Several justices pushed back on Cox’s claims that it had taken sufficient steps to track down bad actors. Justice Amy Coney Barrett, often a key vote, asked what incentive the company would have to try to stop copyright infringement if it prevailed in this case.

“Why would you bother to send out any notices in the future?” she asked. “What would your obligation be?”

Mr. Rosenkranz said the company was a “good corporate citizen” and did “all sorts of things that the law does not require us to do.”

The company argues that courts have said that it has to be aware of bad behavior and purposefully act to further the illegal activity in order to be held liable. Failing to take steps to prevent the infringement, the company said, is not enough.

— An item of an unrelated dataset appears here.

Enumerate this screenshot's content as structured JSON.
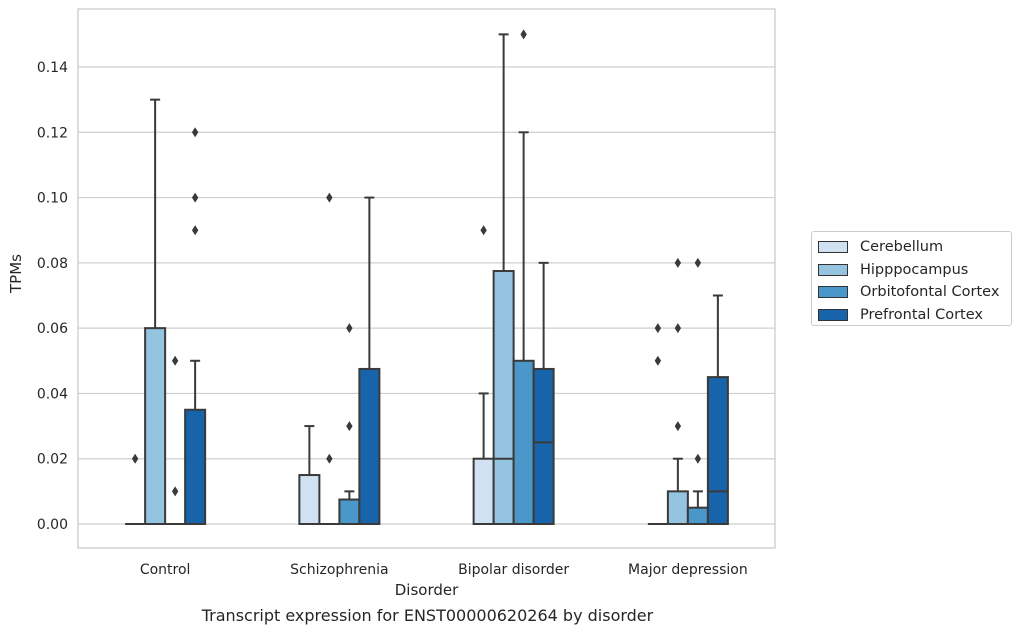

For instance, in a case involving the social media platform then known as Twitter, the Supreme Court said in its 2023 ruling that it did not generally think “internet or cell service providers incur culpability merely for providing their services to the public writ large.”

The Fourth Circuit upheld the jury’s finding of “willful contributory infringement” by Cox, saying there was sufficient evidence that the company was to blame for copyright infringement on its network.

But the court ordered a new trial on a separate issue and vacated the $1 billion judgment, saying Cox did not profit from subscribers downloading and distributing the copyrighted songs.

The Trump administration is backing Cox’s position, citing the government’s interest in ensuring broad availability of communications services online.